Incorporate Authentic Tasks

Text Me
Appeal to students’ digital literacy by teaching them SMS language (i.e. texting abbreviations; e.g., http://www.zadorspain.com/spanishblog/?p=112). Create a cell phone image on a piece of paper with a large screen. Student A sits with desk facing Student B and the teacher gives them each a task (e.g. make plans to get together Saturday night). Now the classroom becomes a texting only/no talking environment and each writes a greeting on their “phone.” The papers are then swapped and replies are written until the plan is finalized and/or time is called. Students may then orally share their plans with the class along with any questions or comments about the SMS language. [For greater discussion of texting in the classroom, see González-Bueno and Pérez-Sotelo (2009), Language Educator, 4 (5).] 


Taking a Trip
Developing creative material for an authentic, real-world task can be highly motivating for students. Explain to the students that they will be, in small groups, creating a promotional flyer for the Office of Tourism in the (target country/city). They should begin by doing research on their country/city focusing on landmarks, food, culture, shopping, etc. (It may be easier for each group to focus on only one or two aspects.) and think about why they would want to visit that destination. As a group, they should then create an attractive promotional flyer with photos, links, copy, etc. to show to the class. The class will vote on the best promotional flyer, which will then be sent to the Office of Tourism in the (target country/city). 

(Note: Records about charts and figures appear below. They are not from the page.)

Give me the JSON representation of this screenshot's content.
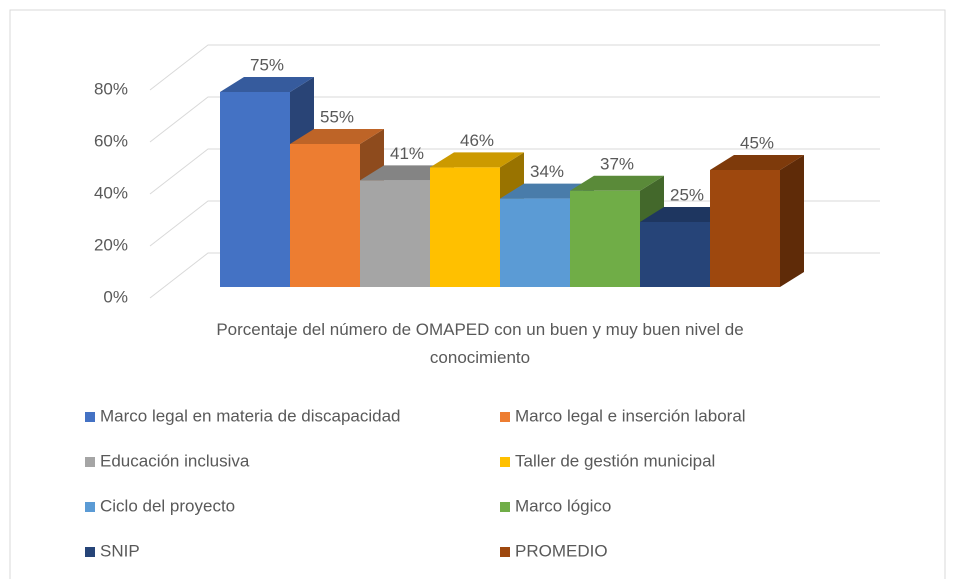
{
  "chart_data": {
    "type": "bar3d",
    "categories": [
      "Porcentaje del número de OMAPED con un buen y muy buen nivel de conocimiento"
    ],
    "ylim": [
      0,
      80
    ],
    "yticks": [
      {
        "value": 0,
        "label": "0%"
      },
      {
        "value": 20,
        "label": "20%"
      },
      {
        "value": 40,
        "label": "40%"
      },
      {
        "value": 60,
        "label": "60%"
      },
      {
        "value": 80,
        "label": "80%"
      }
    ],
    "grid": true,
    "legend": "bottom",
    "series": [
      {
        "name": "Marco legal en materia de discapacidad",
        "color": "#4472c4",
        "values": [
          75
        ],
        "value_labels": [
          "75%"
        ]
      },
      {
        "name": "Marco legal e inserción laboral",
        "color": "#ed7d31",
        "values": [
          55
        ],
        "value_labels": [
          "55%"
        ]
      },
      {
        "name": "Educación inclusiva",
        "color": "#a5a5a5",
        "values": [
          41
        ],
        "value_labels": [
          "41%"
        ]
      },
      {
        "name": "Taller de gestión municipal",
        "color": "#ffc000",
        "values": [
          46
        ],
        "value_labels": [
          "46%"
        ]
      },
      {
        "name": "Ciclo del proyecto",
        "color": "#5b9bd5",
        "values": [
          34
        ],
        "value_labels": [
          "34%"
        ]
      },
      {
        "name": "Marco lógico",
        "color": "#70ad47",
        "values": [
          37
        ],
        "value_labels": [
          "37%"
        ]
      },
      {
        "name": "SNIP",
        "color": "#264478",
        "values": [
          25
        ],
        "value_labels": [
          "25%"
        ]
      },
      {
        "name": "PROMEDIO",
        "color": "#9e480e",
        "values": [
          45
        ],
        "value_labels": [
          "45%"
        ]
      }
    ]
  }
}
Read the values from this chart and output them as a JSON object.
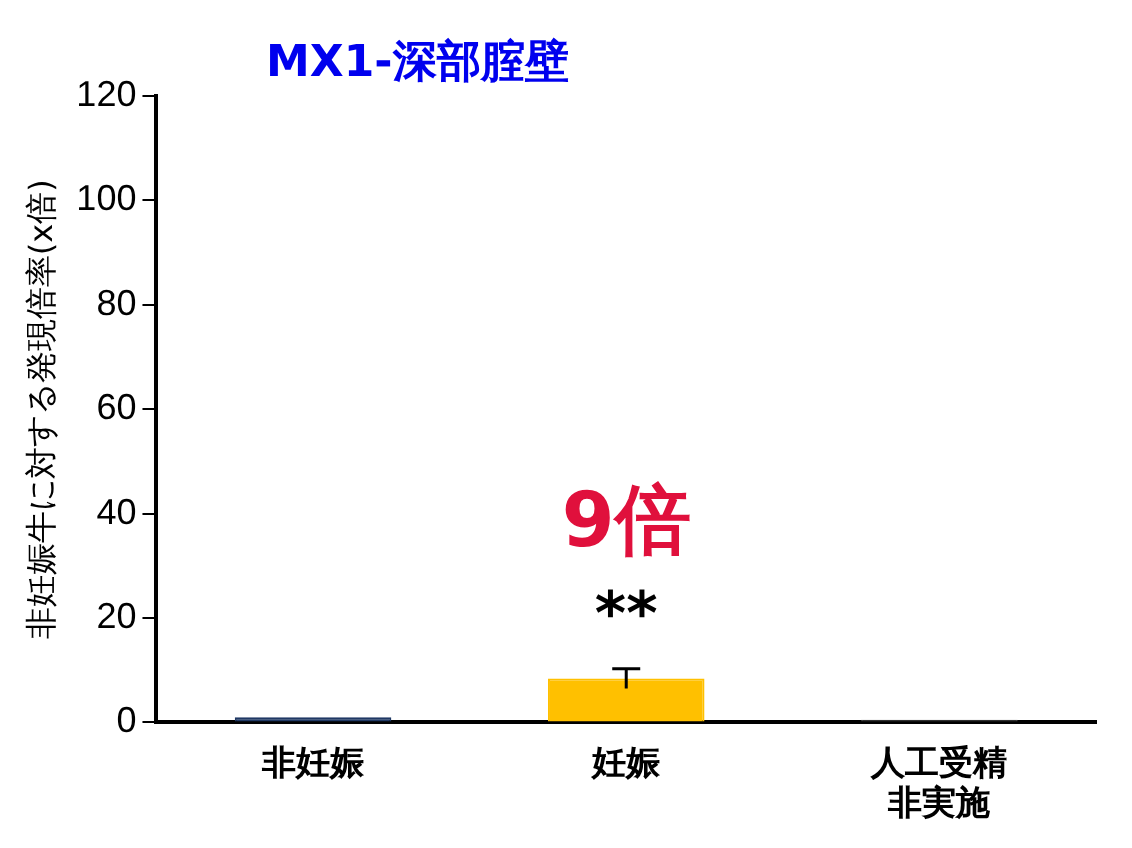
{
  "chart_data": {
    "type": "bar",
    "title": "MX1-深部腟壁",
    "ylabel": "非妊娠牛に対する発現倍率(x倍)",
    "categories": [
      "非妊娠",
      "妊娠",
      "人工受精非実施"
    ],
    "values": [
      1.0,
      8.4,
      0.5
    ],
    "colors": [
      "#1f3864",
      "#ffc000",
      "#404040"
    ],
    "errors": [
      null,
      1.9,
      null
    ],
    "ylim": [
      0,
      120
    ],
    "yticks": [
      0,
      20,
      40,
      60,
      80,
      100,
      120
    ],
    "grid": false,
    "legend": false,
    "annotations": [
      "9倍",
      "**"
    ]
  }
}
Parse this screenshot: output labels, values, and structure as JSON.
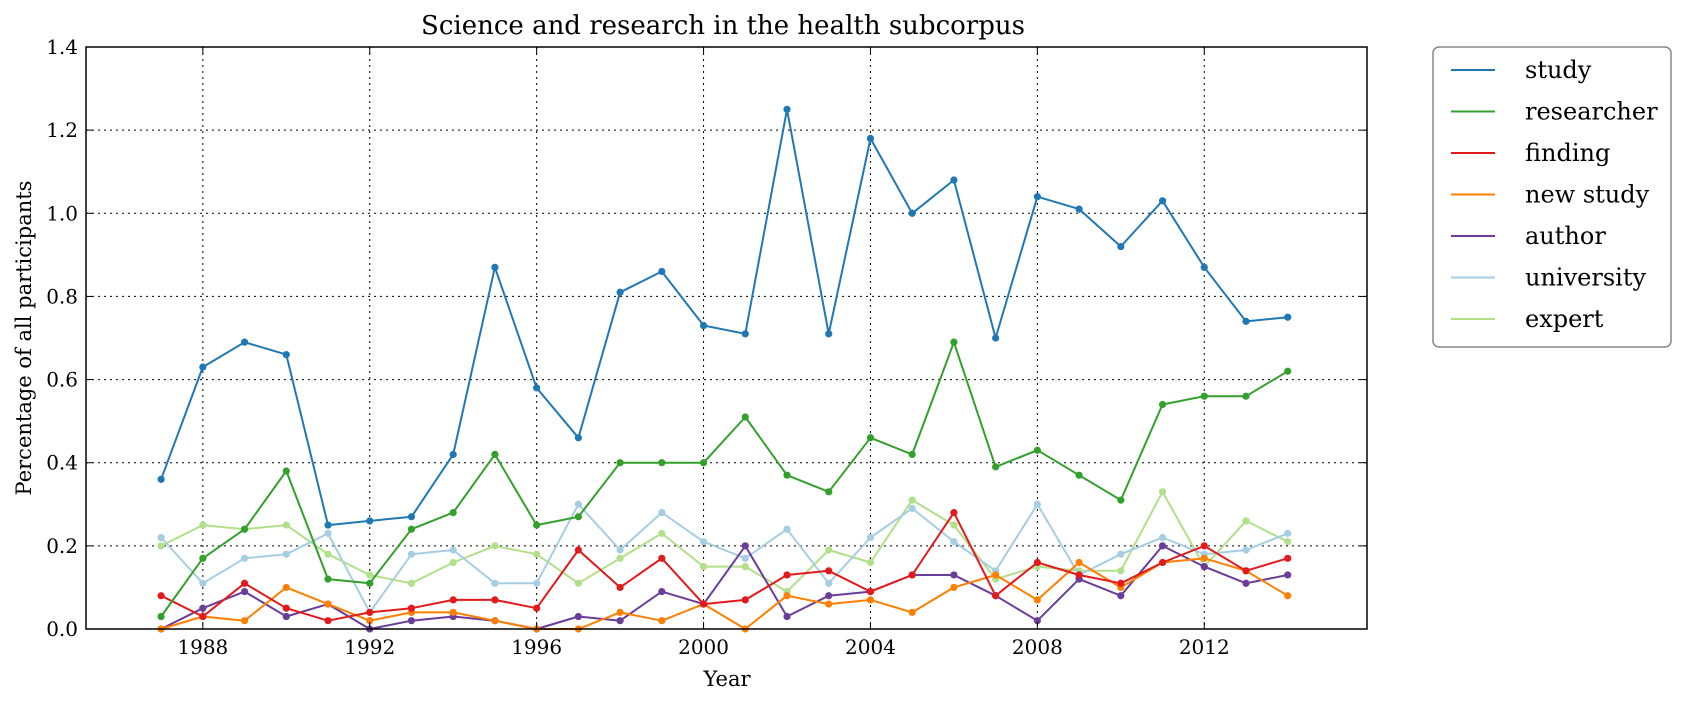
{
  "chart_data": {
    "type": "line",
    "title": "Science and research in the health subcorpus",
    "xlabel": "Year",
    "ylabel": "Percentage of all participants",
    "xlim": [
      1985.2,
      2015.9
    ],
    "ylim": [
      0.0,
      1.4
    ],
    "xticks": [
      1988,
      1992,
      1996,
      2000,
      2004,
      2008,
      2012
    ],
    "xtick_labels": [
      "1988",
      "1992",
      "1996",
      "2000",
      "2004",
      "2008",
      "2012"
    ],
    "yticks": [
      0.0,
      0.2,
      0.4,
      0.6,
      0.8,
      1.0,
      1.2,
      1.4
    ],
    "ytick_labels": [
      "0.0",
      "0.2",
      "0.4",
      "0.6",
      "0.8",
      "1.0",
      "1.2",
      "1.4"
    ],
    "grid": true,
    "legend_position": "outside-right-top",
    "x": [
      1987,
      1988,
      1989,
      1990,
      1991,
      1992,
      1993,
      1994,
      1995,
      1996,
      1997,
      1998,
      1999,
      2000,
      2001,
      2002,
      2003,
      2004,
      2005,
      2006,
      2007,
      2008,
      2009,
      2010,
      2011,
      2012,
      2013,
      2014
    ],
    "series": [
      {
        "name": "study",
        "color": "#1f78b4",
        "values": [
          0.36,
          0.63,
          0.69,
          0.66,
          0.25,
          0.26,
          0.27,
          0.42,
          0.87,
          0.58,
          0.46,
          0.81,
          0.86,
          0.73,
          0.71,
          1.25,
          0.71,
          1.18,
          1.0,
          1.08,
          0.7,
          1.04,
          1.01,
          0.92,
          1.03,
          0.87,
          0.74,
          0.75
        ]
      },
      {
        "name": "researcher",
        "color": "#33a02c",
        "values": [
          0.03,
          0.17,
          0.24,
          0.38,
          0.12,
          0.11,
          0.24,
          0.28,
          0.42,
          0.25,
          0.27,
          0.4,
          0.4,
          0.4,
          0.51,
          0.37,
          0.33,
          0.46,
          0.42,
          0.69,
          0.39,
          0.43,
          0.37,
          0.31,
          0.54,
          0.56,
          0.56,
          0.62
        ]
      },
      {
        "name": "finding",
        "color": "#e31a1c",
        "values": [
          0.08,
          0.03,
          0.11,
          0.05,
          0.02,
          0.04,
          0.05,
          0.07,
          0.07,
          0.05,
          0.19,
          0.1,
          0.17,
          0.06,
          0.07,
          0.13,
          0.14,
          0.09,
          0.13,
          0.28,
          0.08,
          0.16,
          0.13,
          0.11,
          0.16,
          0.2,
          0.14,
          0.17
        ]
      },
      {
        "name": "new study",
        "color": "#ff7f00",
        "values": [
          0.0,
          0.03,
          0.02,
          0.1,
          0.06,
          0.02,
          0.04,
          0.04,
          0.02,
          0.0,
          0.0,
          0.04,
          0.02,
          0.06,
          0.0,
          0.08,
          0.06,
          0.07,
          0.04,
          0.1,
          0.13,
          0.07,
          0.16,
          0.1,
          0.16,
          0.17,
          0.14,
          0.08
        ]
      },
      {
        "name": "author",
        "color": "#6a3d9a",
        "values": [
          0.0,
          0.05,
          0.09,
          0.03,
          0.06,
          0.0,
          0.02,
          0.03,
          0.02,
          0.0,
          0.03,
          0.02,
          0.09,
          0.06,
          0.2,
          0.03,
          0.08,
          0.09,
          0.13,
          0.13,
          0.08,
          0.02,
          0.12,
          0.08,
          0.2,
          0.15,
          0.11,
          0.13
        ]
      },
      {
        "name": "university",
        "color": "#a6cee3",
        "values": [
          0.22,
          0.11,
          0.17,
          0.18,
          0.23,
          0.04,
          0.18,
          0.19,
          0.11,
          0.11,
          0.3,
          0.19,
          0.28,
          0.21,
          0.17,
          0.24,
          0.11,
          0.22,
          0.29,
          0.21,
          0.14,
          0.3,
          0.13,
          0.18,
          0.22,
          0.18,
          0.19,
          0.23
        ]
      },
      {
        "name": "expert",
        "color": "#b2df8a",
        "values": [
          0.2,
          0.25,
          0.24,
          0.25,
          0.18,
          0.13,
          0.11,
          0.16,
          0.2,
          0.18,
          0.11,
          0.17,
          0.23,
          0.15,
          0.15,
          0.09,
          0.19,
          0.16,
          0.31,
          0.25,
          0.12,
          0.15,
          0.14,
          0.14,
          0.33,
          0.15,
          0.26,
          0.21
        ]
      }
    ]
  }
}
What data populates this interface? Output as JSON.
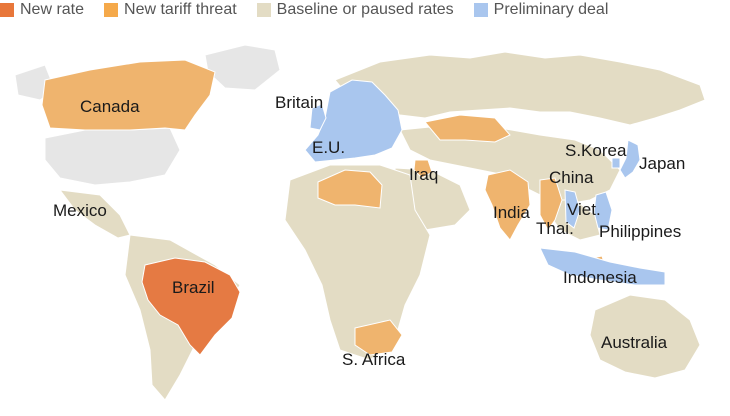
{
  "legend": [
    {
      "label": "New rate",
      "color": "#e8773a"
    },
    {
      "label": "New tariff threat",
      "color": "#f5a94a"
    },
    {
      "label": "Baseline or paused rates",
      "color": "#e3dcc4"
    },
    {
      "label": "Preliminary deal",
      "color": "#a9c6ee"
    }
  ],
  "colors": {
    "new_rate": "#e57a43",
    "new_threat": "#efb46e",
    "baseline": "#e3dcc4",
    "preliminary_deal": "#a9c6ee",
    "no_data": "#e6e6e6",
    "border": "#ffffff"
  },
  "countries": {
    "canada": "Canada",
    "britain": "Britain",
    "eu": "E.U.",
    "mexico": "Mexico",
    "iraq": "Iraq",
    "india": "India",
    "china": "China",
    "south_korea": "S.Korea",
    "japan": "Japan",
    "vietnam": "Viet.",
    "thailand": "Thai.",
    "philippines": "Philippines",
    "indonesia": "Indonesia",
    "brazil": "Brazil",
    "south_africa": "S. Africa",
    "australia": "Australia"
  }
}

Letter Writing with Classroom Stationery
There is nothing more rewarding than writing a class newsletter or a letter to someone on homemade stationery. Give each student a small post-it note. Ask them to write down adjectives that describe language class or draw an image of something that reminds them of Spanish class. Stick the post-it notes around the border of an 8 x 11 sheet of paper with the name of you class/school at the top. Then, photocopy the sheet to create your polished class stationery. With the stationary, let each student write a letter to their parents explaining what they have been learning in Spanish class or to a Spanish pen-pal in another class or city. Teach them how to open and close letters in the target language. Give them writing frames if necessary to assist them with letter writing. 


Group Résumé
Writing a résumé is a useful skill to have in any language. But depending on the country, cultural practices vary and students need to be taught both the preferred format and the specialized language. In addition, students may have very little work experience, and therefore filling up a blank page, or comparing one’s experience with someone else’s, can be intimidating. This activity helps students practice writing a résumé more easily. First, teacher can show a model résumé from the target country and from the students’ home country. Students can compare both and learn what a résumé should be like. Students are then directed to an authentic list of job ads and asked to select one for which they’d like to apply. Then they reflect on what skills they should emphasize if they were to apply. Finally, students are organized in groups of 4 or 5. Each group selects one job ad and builds a group résumé. For example, if in a group of 5 every one has had 1 year or French, they should write “5 years of French” in their résumé. Between 4 or 5 students, there should be enough varying experiences to write an interesting résumé. At the end, job ads and résumés are displayed. Groups must read them and decide if they would hire the candidate for the position.